En Occident notamment, « l’image » est devenue une composante essentielle de la vie publique. Par image, il faut entendre l’impression que l’on donne de soi et que retient l’opinion. Elle ne concerne pas que les personnes et ne se limite plus au monde des vedettes du cinéma et de la chanson. Désormais, elle touche les hommes politiques, notamment les chefs d’État, les institutions et les pays. Pour autant, l’image ne correspond pas forcément à la réalité, mais dans les sociétés de la communication, voire du spectacle, pour reprendre l’expression d’un philosophe, elle est tout aussi importante.
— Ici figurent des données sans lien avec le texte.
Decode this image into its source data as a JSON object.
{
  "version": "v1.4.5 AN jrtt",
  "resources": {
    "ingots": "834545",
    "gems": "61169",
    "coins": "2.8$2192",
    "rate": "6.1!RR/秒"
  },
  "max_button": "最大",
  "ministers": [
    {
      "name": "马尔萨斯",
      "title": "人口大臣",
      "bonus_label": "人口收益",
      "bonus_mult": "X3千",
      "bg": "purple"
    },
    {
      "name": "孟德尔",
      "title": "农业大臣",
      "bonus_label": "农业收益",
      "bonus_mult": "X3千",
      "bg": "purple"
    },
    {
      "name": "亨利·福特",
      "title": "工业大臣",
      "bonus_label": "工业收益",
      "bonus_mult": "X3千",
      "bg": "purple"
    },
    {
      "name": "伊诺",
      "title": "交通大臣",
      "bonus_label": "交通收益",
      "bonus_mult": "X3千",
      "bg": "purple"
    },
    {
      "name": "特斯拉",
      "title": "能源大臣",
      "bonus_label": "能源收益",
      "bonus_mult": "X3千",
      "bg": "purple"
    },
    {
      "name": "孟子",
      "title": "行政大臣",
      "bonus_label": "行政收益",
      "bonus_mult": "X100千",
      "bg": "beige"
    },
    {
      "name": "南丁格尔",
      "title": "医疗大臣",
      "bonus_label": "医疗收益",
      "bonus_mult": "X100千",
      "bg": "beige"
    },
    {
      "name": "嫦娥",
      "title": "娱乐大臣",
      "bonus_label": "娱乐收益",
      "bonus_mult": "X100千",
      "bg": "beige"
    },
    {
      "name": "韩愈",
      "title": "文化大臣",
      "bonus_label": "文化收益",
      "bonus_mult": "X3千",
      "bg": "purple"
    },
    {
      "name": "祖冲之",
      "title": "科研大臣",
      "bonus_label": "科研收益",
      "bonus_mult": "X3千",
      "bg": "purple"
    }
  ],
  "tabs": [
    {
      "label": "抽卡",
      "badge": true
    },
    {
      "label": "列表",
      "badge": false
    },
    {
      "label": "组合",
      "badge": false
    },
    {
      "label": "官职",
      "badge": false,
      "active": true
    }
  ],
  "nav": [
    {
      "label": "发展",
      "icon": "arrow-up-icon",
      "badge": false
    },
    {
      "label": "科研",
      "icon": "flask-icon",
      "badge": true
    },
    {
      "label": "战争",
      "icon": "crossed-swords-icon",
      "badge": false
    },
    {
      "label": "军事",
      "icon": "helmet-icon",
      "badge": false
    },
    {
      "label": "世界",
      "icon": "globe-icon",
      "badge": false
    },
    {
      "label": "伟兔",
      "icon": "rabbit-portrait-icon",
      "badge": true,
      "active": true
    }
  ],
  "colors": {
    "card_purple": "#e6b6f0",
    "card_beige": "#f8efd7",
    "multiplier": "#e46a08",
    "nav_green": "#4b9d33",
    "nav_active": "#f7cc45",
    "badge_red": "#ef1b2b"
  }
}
Elle peut même être plus déterminante que la vérité proprement dite. En ce sens, la France vient de se tirer une sacrée balle dans le pied. Depuis plusieurs semaines, un débat agite sa classe politique et médiatique : la France est-elle en déclin ? Un livre brillant, celui de Nicolas Baverez, au titre sans ambiguïté, La France qui tombe, (Perrin), a mis le feu aux poudres.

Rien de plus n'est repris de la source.